ネイビー・フェデラル・クレジット・ユニオンのコーポレート・エコノミスト、ロバート・フリック氏は「価格上昇と高水準の住宅ローン金利、そして低金利でローンを組んでいる数百万人の住宅保有者が引っ越しに消極的なことが組み合わさり、市場を凍結させている」と述べた。10月に市場に出ていた中古住宅は115万戸で前年同月比5.7%減少した。住宅保有者の大半の住宅ローン金利は5%未満で、ほとんどが売却に消極的となっている。(途中略)
販売価格の中央値は前年同月比3.4%上昇の39万1800ドルで、10月としては過去最高だった。』
米国の住宅市場の統計の中では「米国新築住宅着工件数」が注目されることが多いが、「米国中古住宅販売件数」も重要な統計の一つである。何故なら、中古住宅販売379万戸(10月)に対し、新築住宅販売75万戸(9月)と中古住宅が住宅販売全体の83%(9月)を占めているからである。記事では、「米国中古住宅販売件数」の不振は「価格上昇と高水準の住宅ローン金利、そして低金利でローンを組んでいる数百万人の住宅保有者が引っ越しに消極的なことが組み合わさり、市場を凍結させている」との指摘だが、「米国中古住宅販売件数/全体」の9月83%と、90年以降の平均的水準であり、新築住宅に比べて中古住宅の販売が極端な不振とはなっていない。リーマンショック時の2010年5月95%、コロナショック時の90%のように不況になると急上昇する傾向があり、今後、むしろ急上昇するリスクがある。それは、新築販売が落ち込む可能性を示唆している。

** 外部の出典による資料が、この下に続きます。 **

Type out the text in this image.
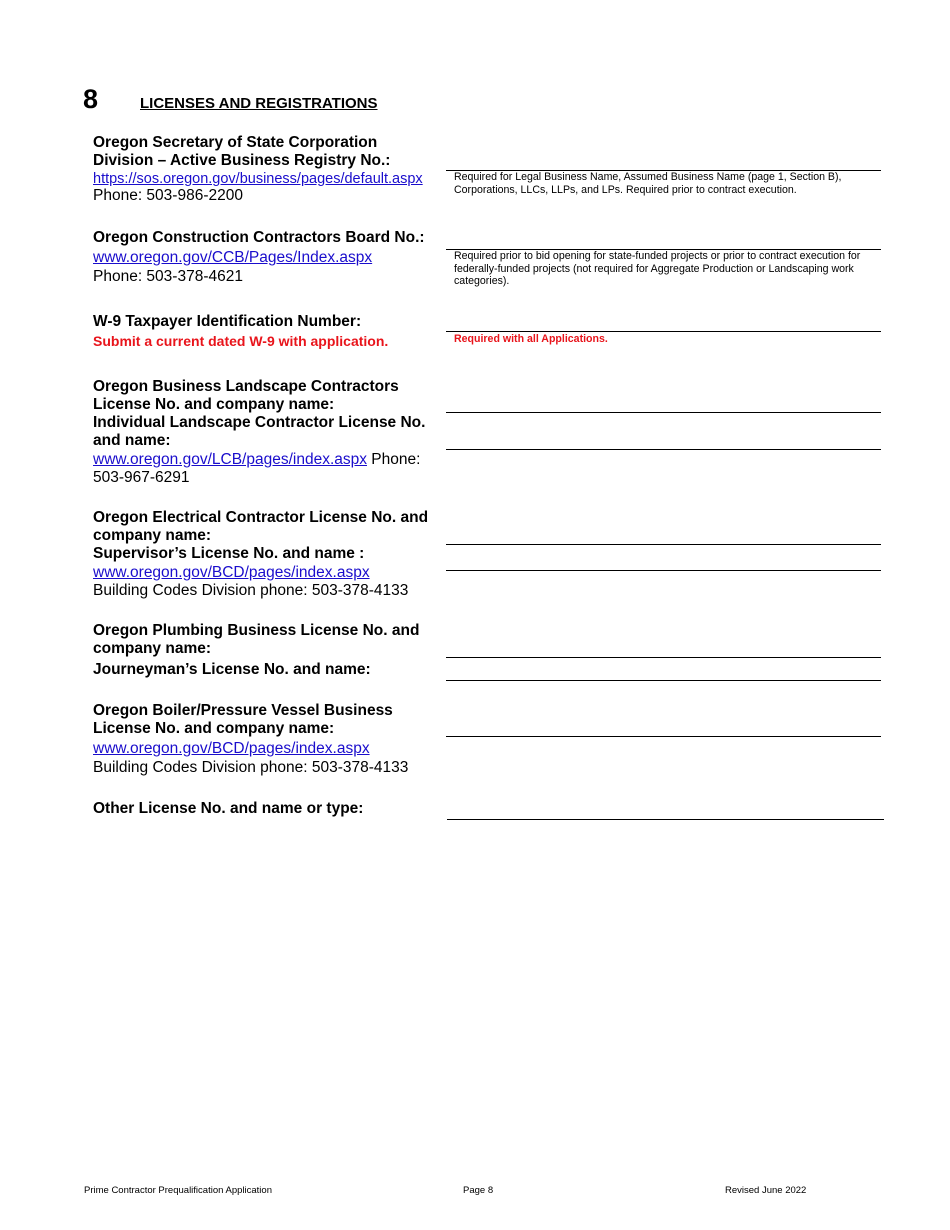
8	LICENSES AND REGISTRATIONS
Oregon Secretary of State Corporation Division – Active Business Registry No.:
https://sos.oregon.gov/business/pages/default.aspx
Phone: 503-986-2200
Required for Legal Business Name, Assumed Business Name (page 1, Section B), Corporations, LLCs, LLPs, and LPs. Required prior to contract execution.
Oregon Construction Contractors Board No.:
www.oregon.gov/CCB/Pages/Index.aspx
Phone: 503-378-4621
Required prior to bid opening for state-funded projects or prior to contract execution for federally-funded projects (not required for Aggregate Production or Landscaping work categories).
W-9 Taxpayer Identification Number:
Submit a current dated W-9 with application.	Required with all Applications.
Oregon Business Landscape Contractors License No. and company name:
Individual Landscape Contractor License No. and name:
www.oregon.gov/LCB/pages/index.aspx Phone: 503-967-6291
Oregon Electrical Contractor License No. and company name:
Supervisor’s License No. and name :
www.oregon.gov/BCD/pages/index.aspx
Building Codes Division phone: 503-378-4133
Oregon Plumbing Business License No. and company name:
Journeyman’s License No. and name:
Oregon Boiler/Pressure Vessel Business License No. and company name:
www.oregon.gov/BCD/pages/index.aspx
Building Codes Division phone: 503-378-4133
Other License No. and name or type:
Prime Contractor Prequalification Application	Page 8	Revised June 2022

また、「米国中古住宅販売件数」は住宅価格との連動性も高く、直近23年10月405.3万件(移動平均ベース)と、リーマンショック時の最低水準である2010年12月448万件(移動平均ベース)を下回ったことは、住宅価格が更に下落することを示唆する。市場では、「ケースシラー住宅価格指数」(前年比)は23年5月-0.5%で底打ちしたなどの楽観論もみられるが、「米国中古住宅販売件数」の底抜けは更なる下落を示唆していることになるがどうだろうか。尚、「リーマンショック」時は-12.7%の2ケタ下落となっている。
2023/07/31『米国住宅価格が前月比ベースで4か月連続上昇』のT-Modelコラムにおいて、
『T-Model理論「NYダウ/ケースシラー住宅価格指数」を分析すると、ITバブル時の1999年12月115.5にピークを打った後、リーマンショックの09年2月47.8まで下落した。今回もITバブル時を上回り、2018年1月133.3、2019年12月134.5、2021年4月135.6と+1σ水準を超え、歴史的水準に達している。2018年は1月後に2度の「VIXショック」、2019年12月後にコロナショック、そして、3度目の2021年4月にピークを付けた後、未だ「〇〇ショック」は起きていない。同指数は22年9月95.6まで急落した後、11月116.5までリバウンド、そして、23年5月107.8まで下落し始めている。同指数は株価が下落するか、住宅価格が上昇すると下落することになるが、どのようなかたちで22年9月95.6を下抜くかが注目される。 』と指摘した。
直近23年8月の「NYダウ/ケースシラー住宅価格指数」は110.8と+1σ水準で高止まりしているが、同指標の高止まりは、現在の不自然な株価吊り上げの実態を示していることになる。先ずは、今週28日に発表される米国9月S&Pケースシラー住宅価格指数に要注目である。